As I struggled through my health problems and loneliness I kept promising myself that things would get better, and eventually they did. I made friends with a few members of the drumline and even developed a crush on one of them. In my PE class I met a few nice girls who were on flagline, another section of the band. By the end of the year they convinced me to try out for flagline, and I made it! My crush also asked me out.

In my sophomore year, things began looking up. Most of the flagline girls understood that my sickness was real and they took good care of me whenever I passed out. My new boyfriend also helped care for me. Finally, I had an understanding group of friends and a boyfriend who loved and supported me through everything. Unfortunately, my struggle still wasn’t over. In October, my health began deteriorating and I developed severe throat pain and lost my voice. Once again, I spent most of my time in bed and couldn’t attend school, but this time I had friends to help me through it.

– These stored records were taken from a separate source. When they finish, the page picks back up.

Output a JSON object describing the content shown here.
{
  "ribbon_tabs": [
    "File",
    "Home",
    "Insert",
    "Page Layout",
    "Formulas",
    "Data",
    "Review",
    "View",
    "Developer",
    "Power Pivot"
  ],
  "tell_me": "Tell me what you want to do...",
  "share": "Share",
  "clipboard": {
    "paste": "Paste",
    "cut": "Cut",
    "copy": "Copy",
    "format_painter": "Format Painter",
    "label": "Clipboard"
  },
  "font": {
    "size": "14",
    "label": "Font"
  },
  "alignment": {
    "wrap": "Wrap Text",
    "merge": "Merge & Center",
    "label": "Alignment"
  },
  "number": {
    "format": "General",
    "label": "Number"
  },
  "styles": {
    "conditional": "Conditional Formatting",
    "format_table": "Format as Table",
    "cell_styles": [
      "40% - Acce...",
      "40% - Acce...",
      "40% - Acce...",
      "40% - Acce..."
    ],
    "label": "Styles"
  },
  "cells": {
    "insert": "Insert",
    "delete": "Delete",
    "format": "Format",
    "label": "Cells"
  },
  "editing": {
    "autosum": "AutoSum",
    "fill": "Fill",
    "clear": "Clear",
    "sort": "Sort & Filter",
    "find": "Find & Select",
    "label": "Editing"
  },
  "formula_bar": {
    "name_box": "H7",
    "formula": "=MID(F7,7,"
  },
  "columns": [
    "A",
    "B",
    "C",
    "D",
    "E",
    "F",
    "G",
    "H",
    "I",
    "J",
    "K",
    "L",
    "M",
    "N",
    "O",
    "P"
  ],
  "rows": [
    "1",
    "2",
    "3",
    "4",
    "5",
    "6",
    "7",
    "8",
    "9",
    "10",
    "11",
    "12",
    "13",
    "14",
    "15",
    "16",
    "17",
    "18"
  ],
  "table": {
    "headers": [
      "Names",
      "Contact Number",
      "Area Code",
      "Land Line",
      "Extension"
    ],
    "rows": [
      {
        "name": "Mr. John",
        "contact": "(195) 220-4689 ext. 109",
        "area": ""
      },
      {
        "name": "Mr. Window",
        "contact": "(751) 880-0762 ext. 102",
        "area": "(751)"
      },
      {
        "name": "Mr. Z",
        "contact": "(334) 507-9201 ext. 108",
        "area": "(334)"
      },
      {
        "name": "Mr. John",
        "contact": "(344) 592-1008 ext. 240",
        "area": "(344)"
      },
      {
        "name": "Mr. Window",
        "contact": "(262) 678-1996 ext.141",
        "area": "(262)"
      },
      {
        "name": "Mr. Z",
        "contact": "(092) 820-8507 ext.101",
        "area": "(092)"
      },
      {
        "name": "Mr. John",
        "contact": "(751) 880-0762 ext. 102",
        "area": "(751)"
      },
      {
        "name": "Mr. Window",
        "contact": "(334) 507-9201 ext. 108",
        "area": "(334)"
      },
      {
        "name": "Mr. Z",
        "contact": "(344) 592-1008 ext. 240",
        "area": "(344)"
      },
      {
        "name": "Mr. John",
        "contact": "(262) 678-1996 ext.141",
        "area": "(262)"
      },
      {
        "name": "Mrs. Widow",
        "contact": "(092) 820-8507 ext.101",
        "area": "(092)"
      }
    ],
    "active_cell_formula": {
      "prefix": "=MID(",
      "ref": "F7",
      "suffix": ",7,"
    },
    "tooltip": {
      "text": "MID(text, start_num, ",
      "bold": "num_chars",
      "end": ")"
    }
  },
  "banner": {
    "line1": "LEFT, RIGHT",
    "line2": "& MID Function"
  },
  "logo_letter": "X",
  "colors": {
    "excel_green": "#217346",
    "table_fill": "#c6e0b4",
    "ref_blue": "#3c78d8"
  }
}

In December, I still wasn’t better and my doctor decided to send me to the Mayo Clinic in Minnesota in hopes that the doctors there would be able to solve the case that had puzzled every other doctor I’d seen.

After a week of testing, the Mayo doctors diagnosed me with a problem called POTS, postural orthostatic tachycardia syndrome. They were certain that the fatigue, headaches, passing out, brain fog (trouble concentrating), and other problems I’d been suffering from were not “in my head” and that I’d outgrow the sickness within a few years. They also determined that my throat pain and voice problem were caused by an inflamed nerve, which could be treated with medication.

It has been three months since my return from Mayo and my voice has made a full recovery. Although I still suffer from the many painful symptoms of POTS, I am extremely grateful to finally have a name for my illness. If it hadn’t been for my family’s perseverance in finding a doctor who could diagnose me, I’d still be wondering if my problem really was “in my head.”

In the end, I’m glad that no one warned me what would happen if I let go of my consciousness. I may have lost the easy life of trophies and popularity that I used to have but right now I’m still happier than I’ve ever been before. I have new friends and an amazing boyfriend whom I never would have met if I hadn’t been forced to quit sports and join band instead. I understand now that no one can be perfect, no matter how hard they try, and that strength isn’t measured by how far we can run or how many pounds we can lift but instead by how we handle ourselves in the face of adversity. And, most importantly, I’ve learned to never lose hope because perseverance can get you through any situation, no matter how impossible it may seem.